Dody menuturkan bahwa tiap detik amat berharga saat konektivitas suatu daerah lumpuh akibat bencana. Kementerian PU pun sudah menerapkan protokol tanggap cepat, mewajibkan tim balai teknis — termasuk yang bertugas di Sulawesi Selatan — bergerak ke lokasi terdampak hanya dalam hitungan jam tanpa menunggu komando panjang dari pusat.
Dody menerangkan lebih jauh tahapan penanganan yang dilakukan timnya di lokasi bencana, yang juga relevan bagi Sulawesi Selatan: "Saat infrastruktur lumpuh, fokus utama kami adalah membuka isolasi wilayah. Tim bergerak cepat memasang jembatan bailey, mengerahkan alat berat untuk pembersihan material, serta memastikan akses logistik bantuan dan evakuasi warga dapat melintas," ujar Menteri PU Dody Hanggodo, Rabu (2/9/2026).
Di samping memulihkan akses darat, kebutuhan dasar para korban bencana juga jadi prioritas yang dikejar bersamaan. Sarana air bersih dan sanitasi darurat dikirim langsung ke titik pengungsian untuk mencegah munculnya krisis kesehatan susulan, tak terkecuali di Sulawesi Selatan.
Dody menjabarkan bahwa penanganan kini mengintegrasikan tanggap darurat, mitigasi risiko, sampai rekonstruksi pascabencana secara berkesinambungan. Prinsip build back better diterapkan agar infrastruktur yang dibangun kembali, termasuk di Sulawesi Selatan, punya daya tahan lebih tinggi menghadapi bencana mendatang.
Dody juga mengakui bahwa luasnya geografi Indonesia yang rawan bencana menuntut keterlibatan lintas pihak.

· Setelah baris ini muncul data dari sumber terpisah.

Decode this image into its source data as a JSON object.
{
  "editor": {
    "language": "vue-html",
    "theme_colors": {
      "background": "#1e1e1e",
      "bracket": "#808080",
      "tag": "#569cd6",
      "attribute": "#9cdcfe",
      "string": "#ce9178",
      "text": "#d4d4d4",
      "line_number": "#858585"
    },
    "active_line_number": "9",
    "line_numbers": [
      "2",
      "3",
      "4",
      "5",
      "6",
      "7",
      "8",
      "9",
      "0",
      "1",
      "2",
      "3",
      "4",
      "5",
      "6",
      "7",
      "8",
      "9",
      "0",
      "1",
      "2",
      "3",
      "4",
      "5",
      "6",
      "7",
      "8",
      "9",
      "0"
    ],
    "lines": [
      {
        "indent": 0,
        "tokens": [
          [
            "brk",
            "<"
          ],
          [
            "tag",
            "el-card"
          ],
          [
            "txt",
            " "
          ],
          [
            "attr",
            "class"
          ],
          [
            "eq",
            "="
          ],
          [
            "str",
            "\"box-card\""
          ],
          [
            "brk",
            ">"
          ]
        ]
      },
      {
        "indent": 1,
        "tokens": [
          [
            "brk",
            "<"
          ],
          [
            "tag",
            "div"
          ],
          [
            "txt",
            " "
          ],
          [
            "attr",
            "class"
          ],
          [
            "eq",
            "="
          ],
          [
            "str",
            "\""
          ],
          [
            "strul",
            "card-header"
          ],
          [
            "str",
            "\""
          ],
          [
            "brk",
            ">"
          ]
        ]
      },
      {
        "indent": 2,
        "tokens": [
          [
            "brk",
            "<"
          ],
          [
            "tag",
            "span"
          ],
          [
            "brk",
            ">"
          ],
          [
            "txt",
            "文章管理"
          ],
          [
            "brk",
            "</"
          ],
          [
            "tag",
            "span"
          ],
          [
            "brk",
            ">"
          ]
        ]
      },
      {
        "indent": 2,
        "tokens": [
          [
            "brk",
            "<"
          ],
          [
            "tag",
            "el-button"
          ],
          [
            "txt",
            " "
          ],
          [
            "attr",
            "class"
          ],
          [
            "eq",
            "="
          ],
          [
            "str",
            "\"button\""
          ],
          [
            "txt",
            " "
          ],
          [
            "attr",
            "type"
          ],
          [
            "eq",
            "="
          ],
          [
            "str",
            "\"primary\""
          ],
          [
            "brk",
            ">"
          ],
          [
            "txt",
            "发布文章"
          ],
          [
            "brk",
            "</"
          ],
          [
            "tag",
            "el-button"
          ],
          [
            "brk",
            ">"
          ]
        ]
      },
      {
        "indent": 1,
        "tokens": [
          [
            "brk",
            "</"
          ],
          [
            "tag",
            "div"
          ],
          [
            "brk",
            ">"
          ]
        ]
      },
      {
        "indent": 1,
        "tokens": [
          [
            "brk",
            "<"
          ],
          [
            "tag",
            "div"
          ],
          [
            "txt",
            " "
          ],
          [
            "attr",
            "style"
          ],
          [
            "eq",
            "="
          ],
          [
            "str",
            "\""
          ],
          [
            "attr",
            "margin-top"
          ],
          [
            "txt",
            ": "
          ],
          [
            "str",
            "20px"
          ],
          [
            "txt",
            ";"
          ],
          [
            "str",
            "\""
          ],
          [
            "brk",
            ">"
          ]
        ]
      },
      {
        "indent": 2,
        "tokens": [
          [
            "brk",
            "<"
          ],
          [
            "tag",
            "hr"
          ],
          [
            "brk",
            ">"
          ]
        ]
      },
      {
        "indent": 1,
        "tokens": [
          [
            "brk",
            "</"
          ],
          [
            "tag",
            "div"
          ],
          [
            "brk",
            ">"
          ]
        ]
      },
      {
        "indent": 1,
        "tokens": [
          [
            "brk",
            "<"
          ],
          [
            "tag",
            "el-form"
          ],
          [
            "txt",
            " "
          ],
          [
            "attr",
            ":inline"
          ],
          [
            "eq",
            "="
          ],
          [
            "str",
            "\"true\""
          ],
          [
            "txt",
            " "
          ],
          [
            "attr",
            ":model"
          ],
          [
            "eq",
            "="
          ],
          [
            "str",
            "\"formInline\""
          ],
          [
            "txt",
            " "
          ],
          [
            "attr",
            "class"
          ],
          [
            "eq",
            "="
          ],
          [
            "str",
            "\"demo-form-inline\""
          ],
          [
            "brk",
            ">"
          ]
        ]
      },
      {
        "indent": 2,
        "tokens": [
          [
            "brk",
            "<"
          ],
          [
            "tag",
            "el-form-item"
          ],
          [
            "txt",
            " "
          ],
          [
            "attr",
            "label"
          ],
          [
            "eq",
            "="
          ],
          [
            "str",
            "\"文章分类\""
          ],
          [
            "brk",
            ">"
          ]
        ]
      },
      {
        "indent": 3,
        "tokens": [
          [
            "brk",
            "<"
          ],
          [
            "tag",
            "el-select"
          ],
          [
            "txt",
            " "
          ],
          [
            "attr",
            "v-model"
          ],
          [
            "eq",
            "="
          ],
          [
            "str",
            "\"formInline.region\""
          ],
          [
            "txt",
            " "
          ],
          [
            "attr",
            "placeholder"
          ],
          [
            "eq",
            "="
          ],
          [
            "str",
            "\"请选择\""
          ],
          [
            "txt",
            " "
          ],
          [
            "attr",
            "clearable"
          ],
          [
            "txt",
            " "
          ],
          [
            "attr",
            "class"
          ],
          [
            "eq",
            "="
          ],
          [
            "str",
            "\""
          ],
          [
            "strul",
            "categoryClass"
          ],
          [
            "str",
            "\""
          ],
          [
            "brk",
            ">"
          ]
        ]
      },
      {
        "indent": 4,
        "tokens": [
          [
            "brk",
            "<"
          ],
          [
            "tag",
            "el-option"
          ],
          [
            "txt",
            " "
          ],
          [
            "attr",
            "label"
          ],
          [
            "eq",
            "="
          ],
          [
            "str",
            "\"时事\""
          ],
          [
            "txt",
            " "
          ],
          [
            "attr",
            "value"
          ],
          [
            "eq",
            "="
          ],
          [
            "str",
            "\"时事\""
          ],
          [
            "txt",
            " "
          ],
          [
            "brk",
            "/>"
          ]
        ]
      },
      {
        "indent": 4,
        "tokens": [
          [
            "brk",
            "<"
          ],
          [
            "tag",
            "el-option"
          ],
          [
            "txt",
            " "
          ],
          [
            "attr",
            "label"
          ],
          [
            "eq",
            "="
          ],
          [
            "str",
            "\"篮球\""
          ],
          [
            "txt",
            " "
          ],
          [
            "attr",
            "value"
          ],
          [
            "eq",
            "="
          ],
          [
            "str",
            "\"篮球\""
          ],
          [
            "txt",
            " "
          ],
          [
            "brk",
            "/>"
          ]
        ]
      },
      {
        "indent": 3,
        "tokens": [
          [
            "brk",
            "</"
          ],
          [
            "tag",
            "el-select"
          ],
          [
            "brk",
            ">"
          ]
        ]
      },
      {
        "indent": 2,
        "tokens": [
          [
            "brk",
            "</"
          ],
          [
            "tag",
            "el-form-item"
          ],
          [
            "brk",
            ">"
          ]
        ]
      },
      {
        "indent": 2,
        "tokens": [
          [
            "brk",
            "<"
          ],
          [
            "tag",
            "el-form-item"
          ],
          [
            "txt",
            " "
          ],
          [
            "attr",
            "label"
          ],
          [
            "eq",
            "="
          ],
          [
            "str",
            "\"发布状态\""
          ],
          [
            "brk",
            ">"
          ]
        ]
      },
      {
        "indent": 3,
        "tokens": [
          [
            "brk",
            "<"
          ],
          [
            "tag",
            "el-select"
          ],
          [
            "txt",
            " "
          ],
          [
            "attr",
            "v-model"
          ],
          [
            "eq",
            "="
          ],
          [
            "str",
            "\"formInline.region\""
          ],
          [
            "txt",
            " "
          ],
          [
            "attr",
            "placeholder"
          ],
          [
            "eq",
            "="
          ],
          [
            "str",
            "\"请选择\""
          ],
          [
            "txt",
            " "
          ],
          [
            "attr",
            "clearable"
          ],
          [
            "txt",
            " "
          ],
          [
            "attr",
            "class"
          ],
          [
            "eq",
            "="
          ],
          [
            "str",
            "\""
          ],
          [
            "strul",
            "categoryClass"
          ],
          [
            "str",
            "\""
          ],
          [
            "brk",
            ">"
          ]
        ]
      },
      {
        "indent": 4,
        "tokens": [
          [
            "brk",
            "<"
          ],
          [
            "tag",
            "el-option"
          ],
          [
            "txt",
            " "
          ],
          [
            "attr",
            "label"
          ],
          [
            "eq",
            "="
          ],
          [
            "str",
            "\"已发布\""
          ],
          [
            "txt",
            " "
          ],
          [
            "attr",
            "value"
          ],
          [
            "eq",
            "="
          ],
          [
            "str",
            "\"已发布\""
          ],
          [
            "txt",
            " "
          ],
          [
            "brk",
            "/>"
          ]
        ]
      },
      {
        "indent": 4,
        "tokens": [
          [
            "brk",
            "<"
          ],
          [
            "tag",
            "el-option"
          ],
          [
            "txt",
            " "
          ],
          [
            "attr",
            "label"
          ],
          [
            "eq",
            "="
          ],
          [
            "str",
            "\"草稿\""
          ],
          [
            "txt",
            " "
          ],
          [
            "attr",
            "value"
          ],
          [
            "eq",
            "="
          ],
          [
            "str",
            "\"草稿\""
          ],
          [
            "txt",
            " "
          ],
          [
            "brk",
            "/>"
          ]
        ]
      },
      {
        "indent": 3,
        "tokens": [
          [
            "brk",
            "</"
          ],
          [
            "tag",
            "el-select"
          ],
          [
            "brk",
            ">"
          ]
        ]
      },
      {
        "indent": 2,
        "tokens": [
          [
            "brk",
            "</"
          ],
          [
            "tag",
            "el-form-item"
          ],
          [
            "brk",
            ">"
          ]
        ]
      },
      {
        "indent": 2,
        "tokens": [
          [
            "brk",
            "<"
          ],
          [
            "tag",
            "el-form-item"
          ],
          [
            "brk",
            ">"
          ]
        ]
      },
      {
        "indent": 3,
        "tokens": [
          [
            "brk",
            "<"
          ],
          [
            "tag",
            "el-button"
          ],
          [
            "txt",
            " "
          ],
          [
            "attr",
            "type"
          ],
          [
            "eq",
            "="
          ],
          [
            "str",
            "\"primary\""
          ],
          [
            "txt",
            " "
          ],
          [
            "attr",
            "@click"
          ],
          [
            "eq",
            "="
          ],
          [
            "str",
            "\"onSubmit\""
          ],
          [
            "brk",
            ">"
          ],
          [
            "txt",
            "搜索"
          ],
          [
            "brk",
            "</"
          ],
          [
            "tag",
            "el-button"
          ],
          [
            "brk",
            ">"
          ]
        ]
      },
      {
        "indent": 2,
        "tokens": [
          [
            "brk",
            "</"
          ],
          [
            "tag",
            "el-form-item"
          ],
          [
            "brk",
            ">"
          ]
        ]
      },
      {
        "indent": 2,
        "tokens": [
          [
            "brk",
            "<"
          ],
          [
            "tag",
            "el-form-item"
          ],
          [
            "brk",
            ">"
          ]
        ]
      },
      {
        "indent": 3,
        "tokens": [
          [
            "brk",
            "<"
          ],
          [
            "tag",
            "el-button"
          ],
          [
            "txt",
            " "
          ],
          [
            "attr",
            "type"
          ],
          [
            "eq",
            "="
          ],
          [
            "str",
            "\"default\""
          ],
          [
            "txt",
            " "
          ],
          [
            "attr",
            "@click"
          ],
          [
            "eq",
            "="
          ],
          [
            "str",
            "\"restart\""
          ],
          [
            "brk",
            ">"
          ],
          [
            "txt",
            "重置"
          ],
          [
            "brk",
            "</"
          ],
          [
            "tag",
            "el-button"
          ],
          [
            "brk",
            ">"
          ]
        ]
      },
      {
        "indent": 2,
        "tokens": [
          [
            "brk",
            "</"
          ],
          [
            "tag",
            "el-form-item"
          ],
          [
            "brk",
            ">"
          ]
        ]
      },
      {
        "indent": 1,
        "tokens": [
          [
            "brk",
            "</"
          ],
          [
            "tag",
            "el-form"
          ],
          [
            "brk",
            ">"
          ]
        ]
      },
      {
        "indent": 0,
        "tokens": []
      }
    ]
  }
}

Sinergi antara pemerintah pusat, pemerintah daerah termasuk Sulawesi Selatan, TNI-Polri, dan masyarakat lokal jadi fondasi utama agar percepatan pemulihan tercapai optimal.
Berpegang pada komitmen respons cepat dan penanganan terukur, Kementerian PU terus mengupayakan agar jaringan konektivitas dan sarana vital segera pulih sepenuhnya. Kecepatan ini jadi ukuran nyata negara hadir sigap bagi masyarakat terdampak, termasuk di Sulawesi Selatan.